Andy Martin (born 20th century) is a British writer and academic.

He is a regular contributor to BBC Radio programmes and sometimes writes for The Stone and Opinionator columns in The New York Times. He has also written articles for the web broadcasting service SBS Broadcasting Group.

Martin scripted and produced the short film Once Upon a Time in New York in collaboration with Moving Content and likewise MML the Movie: Languages at Cambridge, directed by Will Frears with Norman Lomax. Both films feature original soundtracks by brothers Jack and Spencer Martin.

He is the inventor of Becksistentialism ("Existentialism with a very cool haircut"), inspired by footballer David Beckham's stint at Paris St Germain football club in 2013 and featured at Cambridge University's Festival of Ideas. His essay "The FBI Files on Being and Nothingness" was published by Prospect magazine and based on a lecture given at the Maison française, Columbia University, New York, as part of its centenary celebrations.

==Writer==
Martin is the author of several books, including Beware Invisible Cows (described by The Independent newspaper as "a fantastic intellectual voyage, a real eye-opener"), Stealing the Wave (Bloomsbury, 2007), Napoleon the Novelist (Polity, 2001), Waiting for Bardot (Faber and Faber, 1996) and Walking on Water (John Murray and Minerva, 1992).
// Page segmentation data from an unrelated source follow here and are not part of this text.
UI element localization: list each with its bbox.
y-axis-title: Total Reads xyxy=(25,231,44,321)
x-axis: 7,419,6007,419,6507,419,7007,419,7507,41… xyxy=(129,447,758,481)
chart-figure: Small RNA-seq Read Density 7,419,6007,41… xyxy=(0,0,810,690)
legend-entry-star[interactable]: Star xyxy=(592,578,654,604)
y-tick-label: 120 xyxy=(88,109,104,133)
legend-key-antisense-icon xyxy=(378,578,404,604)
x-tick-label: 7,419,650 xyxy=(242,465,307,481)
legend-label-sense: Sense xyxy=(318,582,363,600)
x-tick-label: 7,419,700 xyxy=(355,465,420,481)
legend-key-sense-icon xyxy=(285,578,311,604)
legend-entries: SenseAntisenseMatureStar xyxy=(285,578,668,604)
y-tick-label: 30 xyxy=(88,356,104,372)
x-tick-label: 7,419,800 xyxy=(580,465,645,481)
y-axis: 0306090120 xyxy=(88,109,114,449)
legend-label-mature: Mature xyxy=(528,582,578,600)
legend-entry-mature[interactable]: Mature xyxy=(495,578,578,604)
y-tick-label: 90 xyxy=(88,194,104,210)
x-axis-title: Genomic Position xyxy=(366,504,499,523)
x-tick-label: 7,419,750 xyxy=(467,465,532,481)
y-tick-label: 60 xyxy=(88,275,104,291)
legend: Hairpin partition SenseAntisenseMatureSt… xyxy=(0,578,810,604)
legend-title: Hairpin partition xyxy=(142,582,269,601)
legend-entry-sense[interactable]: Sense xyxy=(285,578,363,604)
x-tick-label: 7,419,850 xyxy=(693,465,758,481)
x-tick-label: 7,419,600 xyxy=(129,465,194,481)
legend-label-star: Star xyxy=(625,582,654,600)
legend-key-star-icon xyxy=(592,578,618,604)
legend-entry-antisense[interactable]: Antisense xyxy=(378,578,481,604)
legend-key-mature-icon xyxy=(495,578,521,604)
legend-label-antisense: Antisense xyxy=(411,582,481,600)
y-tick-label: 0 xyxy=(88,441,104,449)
Walking on Water, Martin's first book on surfing, rapidly became a cult classic and was short-listed for the William Hill Sports Book of the Year, 1991.

Stealing the Wave: The Epic Struggle Between Ken Bradshaw and Mark Foo was described as "the finest sports book I've ever read" (Steve Bunce, BBC Radio) and an "Awesome read!" (Newcastle Herald, Australia). The Telegraph newspaper hailed it as a "terrific book".

Martin was the first surfing correspondent to The Times (London) and had the first-ever surfing column in a major newspaper in Britain (The Independent on Sunday).

Martin led a course in creative non-fiction at the Arvon Foundation in November 2009.

Waiting for Bardot was first optioned by Working Title. It is now scheduled to be made into a feature film directed by Will Frears, with shooting to begin in the near future.

His latest book, published by Simon & Schuster in 2012, is The Boxer and the Goalkeeper: Sartre vs Camus. The Scotsman describes it as "an elegant study, ... one of the most accessible and intelligent books on philosophy I have read this year, as alert to the human drama as the intellectual conflict, and unfailingly observant to the nuances and subtexts".

==Academic life==
He has been a lecturer in the department of French at the University of Cambridge since 1990. His PhD is from King's College, Cambridge, on the subject of the knowledge of ignorance. He has been an associate research fellow at the Rutgers Center for Historical Analysis and a visiting scholar at Columbia University. In 2009, he was awarded a fellowship at the Cullman Centre for Scholars and Writers of the New York Public Library.

Martin was interviewed by the University of Cambridge Varsity newspaper in the May Week issue no. 699 and described as "something of a whispered myth amongst his many students".